First we need a little background. Most CD-i players have two input ports, usually one on the back and one on the front. Newer players support the use of a splitter cable to connect two peripherals to the front port, in reality these players have two "front" ports that are smartly wired together in a single connector (dual front port support is a feature of the IKAT coprocessor in the newer CD-i players, specifically Mono-III and later).
However, front and back ports are not functionally identical. Back ports are fully bidirectional RS232 ports supporting both serial input and serial output; they are invariably connected directly to the on-chip UART port of the 68070 processor. Front ports are unidirectional; they can only receive serial input and are connected via the SLAVE or IKAT coprocessor (an 68HC05).
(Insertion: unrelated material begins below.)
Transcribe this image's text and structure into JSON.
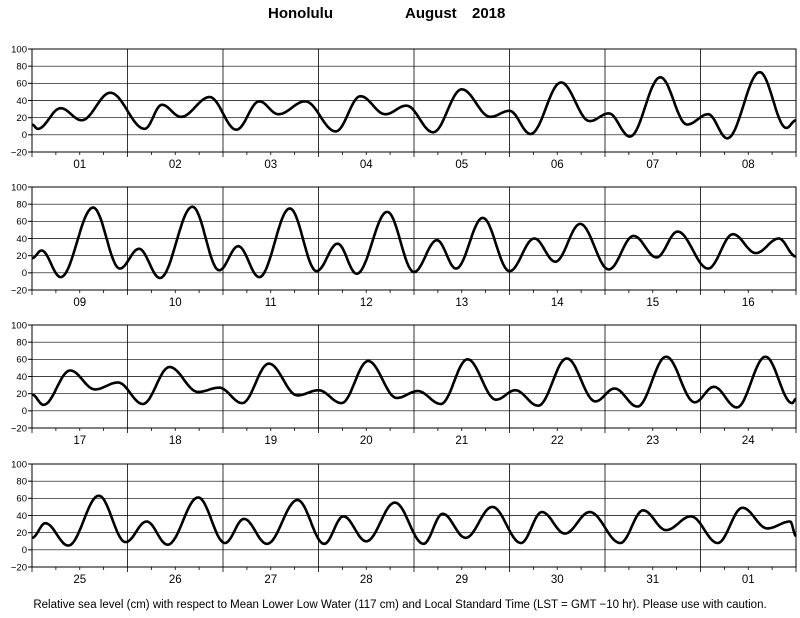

The SLAVE processor fully supports the "K" protocol on its single input port, but the IKAT processor only supports it on its secondary port (the one that only becomes accessible when a splitter cable is used). There is no good technical reason for this limitation as far as I know: both ports are supported by software in the IKAT and it should have been easy to support the "K" protocol on both.
Hence the following requirement from the CD-i KeyControl manual:
Splitter cable is required for models CDI 210/40, CDI210/60 and CDI 470/00 and up. (you can see the full manual here).
There is however a complication with the CD-i 450 and FW 380i players (and their variations the CD-i 550 and Magnavox CDI 5000 and CDI 9000): they do not have a back port! Instead one of the two "ports" that make up the front port is connected to the 68070 and thus bidirectional, the other is unidirectional. For some reason the secondary port was chosen to be the bidirectional one, possibly to lessen the load in the main 68070 processor in the usual case or for fail-safety reasons (if a user blows up a port it would tend to be the primary one, which would leave the 68070 port accessible for diagnostics).
The CD-i modem has to be connected to a bidirectional input port, otherwise the CD-i player would not be able to send out data. This means the back port on those players that have it, or the secondary front port on those that do not.
From the above you can deduce that this leaves players without a back port without the possibility to connect a K-mode keyboard while also using a modem! That means that the CD-i 450 and FW 380i players (and their variations) could not be used in the modem + keyboard configuration, which was unacceptable for both marketing and philosophical reasons.
So a workaround was devised. By having the CD-i KeyControl masquerade as a graphical tablet, it could be supported on the primary input port of the IKAT. The coprocessor dutifully reports the "tablet" data to the main processor, which then (using a custom driver that was included on the application disc) transforms it back into keyboard data that the CD-i application can process in the normal way.
When both a modem and a CD-i KeyControl are connected to a CD-i 450 or the FW 380i player, there is no possibility for connecting a wired pointing device (both input ports are in use). These players have no remote (infrared) capability which would make it impossible to "point and click". To remedy this, another workaround was devised. In the T-mode, the function keys F3 to F6 act as cursor keys while the F1 and F2 keys act as button and button 2, respectively.